Si Raka diam. "Ya udah, gue ikut elo. Mau lihat rumah orang kaya." ucapnya sambil nyengir.
Terpaksa aku membawanya. Ah, si Raka ini tidak melanjutkan pendidikannya. Dia gak punya biaya untuk kuliah. Ya boro-boro kuliah. Makan aja sedapat-dapat dari buruh di pasar. Aku juga beruntung saja, waktu mau masuk kuliah, Tante Yayu memberikan sejumlah uang yang katanya amanat orang tuaku jika aku lulus SMA. Uang itulah yang ku bayarkan untuk biaya masuk perguruan tinggi ini. Sisanya aku nekat mau nyari sendiri.
Alhasil, aku pontang panting jadi buruh di setiap ada waktu senggang. Puncaknya, aku berada di depan sebuah rumah besar dan megah. Ya, aku nekat melamar jadi asisten dosen.
Sebenarnya aku juga tidak begitu yakin dengan kemampuanku. Benar kata si Raka. Aku gak bisa dandan, bahkan sangat cuek. Nilai sekolahku juga gak bagus. Hanya saja Raka gak tahu aku punya tiket khusus di toilet pom bensin. Ya walaupun memalukan, tapi semoga saja bisa jadi keterima.
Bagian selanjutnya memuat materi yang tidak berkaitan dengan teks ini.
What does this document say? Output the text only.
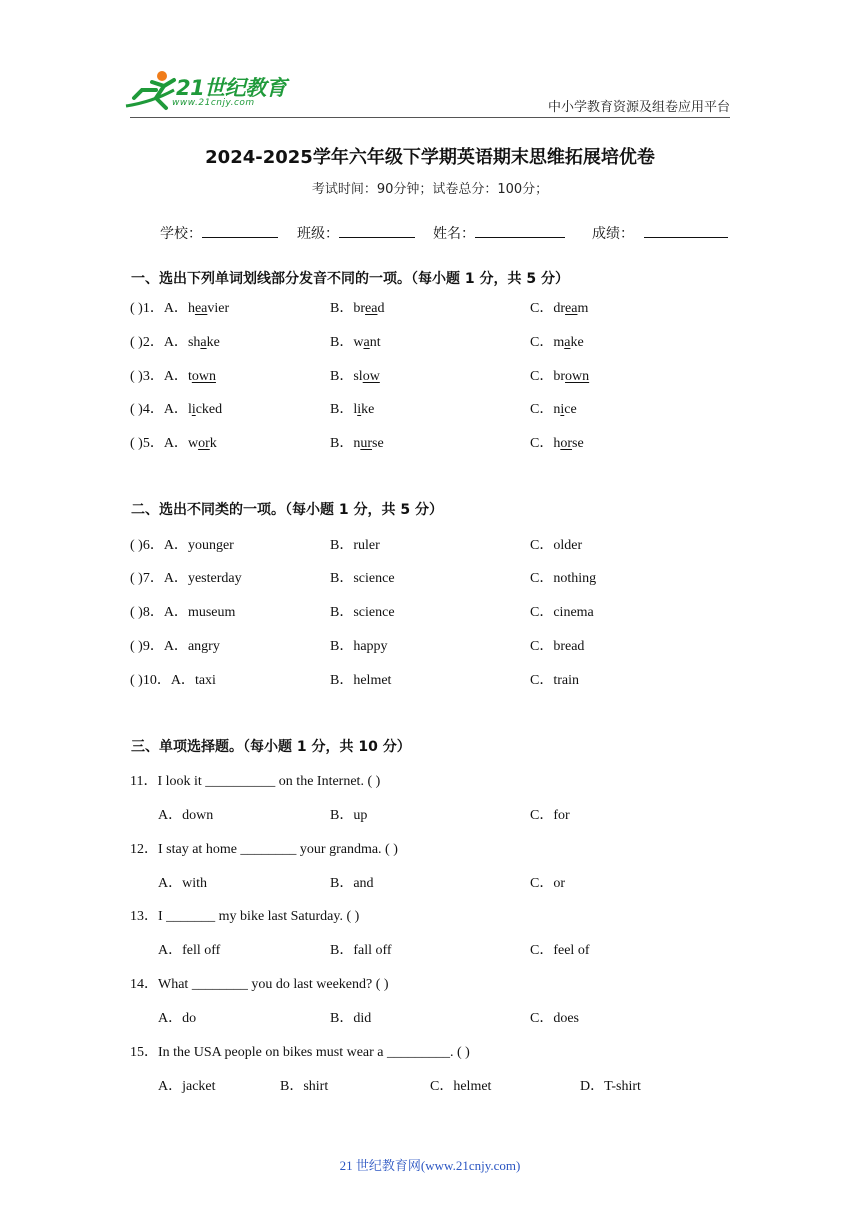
21世纪教育
www.21cnjy.com	中小学教育资源及组卷应用平台
2024-2025学年六年级下学期英语期末思维拓展培优卷
考试时间：90分钟；试卷总分：100分；
学校：	班级：	姓名：	成绩：
一、选出下列单词划线部分发音不同的一项。（每小题 1 分，共 5 分）
( )1．A．heavier	B．bread	C．dream
( )2．A．shake	B．want	C．make
( )3．A．town	B．slow	C．brown
( )4．A．licked	B．like	C．nice
( )5．A．work	B．nurse	C．horse
二、选出不同类的一项。（每小题 1 分，共 5 分）
( )6．A．younger	B．ruler	C．older
( )7．A．yesterday	B．science	C．nothing
( )8．A．museum	B．science	C．cinema
( )9．A．angry	B．happy	C．bread
( )10．A．taxi	B．helmet	C．train
三、单项选择题。（每小题 1 分，共 10 分）
11．I look it __________ on the Internet. ( )
A．down	B．up	C．for
12．I stay at home ________ your grandma. ( )
A．with	B．and	C．or
13．I _______ my bike last Saturday. ( )
A．fell off	B．fall off	C．feel of
14．What ________ you do last weekend? ( )
A．do	B．did	C．does
15．In the USA people on bikes must wear a _________. ( )
A．jacket	B．shirt	C．helmet	D．T-shirt
21 世纪教育网(www.21cnjy.com)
"Alea, elo yakin ini rumahnya? Gede banget!"
"Iya bener ini kok. Ayo kita pencet belnya."
Sekali pencet. Kedengaran gak ya ke dalam?
"Pencet lagi yang lama, Al. Kali aja orangnya budek."
"Ish, orang kaya gak ada yang budek, Ka. Pasti rajin ngorek kotoran telinga ke dokter khusus. Emang elo kotoran sampe garing dan berdenging, haha."
Bukannya tertawa, si Raka malah terlihat tegang kayak patung.
"Kenapa kamu tertawa?"
Glek. Aku kaget dengan suara seseorang di belakangku. Aku berbalik.
"Eh, ma-maaf, Pak. Saya mau menagih janji Anda yang di toilet tadi."
Pak Devan mengendurkan ikatan dasinya. Lalu menatap tak nyaman ke si Raka yang berdiri di sampingku.
"Ekhm, bisa kita bicara empat mata dulu?" tanyanya.
Si Raka langsung mendekat, "Alea, gue curiga, orang ini bukannya cari asisten, tapi cari istri simpanan! Wajahnya kayak kuda jantan ngajak kawin."